Member of the Andhra Pradesh Legislative Assembly
- Incumbent
- Assumed office 2024
- Preceded by: Maddali Giridhar Rao
- Constituency: Guntur West

Personal details
- Born: 1984 (age 41–42)
- Party: Telugu Desam Party
- Alma mater: Osmania University

= Galla Madhavi =

Indian politician

Galla Madhavi (born 1984) is an Indian politician from Andhra Pradesh. She is a Member of the Legislative Assembly from Guntur West Assembly Constituency in Guntur district. She represents Telugu Desam Party. She won the 2024 Andhra Pradesh Legislative Assembly election.

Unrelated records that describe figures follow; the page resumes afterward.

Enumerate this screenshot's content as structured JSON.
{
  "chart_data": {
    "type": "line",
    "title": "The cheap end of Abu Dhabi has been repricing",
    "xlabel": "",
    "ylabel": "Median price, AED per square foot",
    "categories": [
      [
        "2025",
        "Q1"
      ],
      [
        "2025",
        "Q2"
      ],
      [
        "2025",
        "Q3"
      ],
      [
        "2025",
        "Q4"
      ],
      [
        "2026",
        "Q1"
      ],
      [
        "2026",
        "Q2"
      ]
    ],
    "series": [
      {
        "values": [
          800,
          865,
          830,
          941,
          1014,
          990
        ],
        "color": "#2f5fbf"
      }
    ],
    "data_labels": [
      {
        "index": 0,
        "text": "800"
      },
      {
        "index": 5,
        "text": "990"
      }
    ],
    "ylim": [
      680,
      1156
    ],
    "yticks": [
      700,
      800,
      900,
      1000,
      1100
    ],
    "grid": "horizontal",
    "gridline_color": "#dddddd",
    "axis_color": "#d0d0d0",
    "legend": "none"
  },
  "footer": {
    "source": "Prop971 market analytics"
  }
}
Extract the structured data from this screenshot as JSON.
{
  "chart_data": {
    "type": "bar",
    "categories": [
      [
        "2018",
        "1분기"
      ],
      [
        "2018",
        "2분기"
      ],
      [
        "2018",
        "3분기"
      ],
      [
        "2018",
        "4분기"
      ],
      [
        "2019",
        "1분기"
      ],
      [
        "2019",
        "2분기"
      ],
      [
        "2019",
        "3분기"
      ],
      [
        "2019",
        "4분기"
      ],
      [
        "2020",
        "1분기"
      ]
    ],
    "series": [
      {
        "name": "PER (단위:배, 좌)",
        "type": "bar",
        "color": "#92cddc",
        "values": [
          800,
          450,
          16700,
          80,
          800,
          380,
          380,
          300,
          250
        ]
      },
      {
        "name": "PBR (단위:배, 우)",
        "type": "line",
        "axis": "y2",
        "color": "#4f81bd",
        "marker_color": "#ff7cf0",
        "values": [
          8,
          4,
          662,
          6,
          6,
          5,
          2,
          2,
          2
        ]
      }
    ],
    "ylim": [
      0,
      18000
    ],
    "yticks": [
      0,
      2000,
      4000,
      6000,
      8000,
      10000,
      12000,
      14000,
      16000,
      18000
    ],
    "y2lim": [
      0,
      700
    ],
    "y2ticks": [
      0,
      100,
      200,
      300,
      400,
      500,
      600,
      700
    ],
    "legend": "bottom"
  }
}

== Early life and education ==
Piduguralla Madhavi, née Galla, is from Guntur, Andhra Pradesh, India. She married Galla Ramachandra Rao. She completed her Class 10 in 2000 at St. Basweshwara High School, Hyderabad and later, did her Intermediate, the pre university course, in 2002 at International Junior College, Shaikpet. In 2005, she earned a Bachelor of Science degree, and in 2008 did her post graduation in M.C.A. at Osmania University. She declared assets worth Rs.17 crore in her affidavit to the Election Commission of India.

== Political career ==
Madhavi was first elected in the 2024 Andhra Pradesh Legislative Assembly election from Guntur West Assembly Constituency representing the Telugu Desam Party. She polled 116,067 votes and defeated her nearest rival and former health minister, Vidadala Rajini of the YSR Congress Party, by a margin of 51,150 votes.

=== Controversy ===
Before the Assembly election in April 2024, Madhavi allegedly tried to file a nomination on behalf of an imposter woman, with the same name as her opponent from YSR Congress, Vidadala Rajini. The attempt was foiled after police intervened following a kidnap complaint from the woman's family members. After a search, the police found Rajani, the namesake woman, and handed her to the family. A case of violation of model code of conduct was also filed against the TDP candidate by her opponents.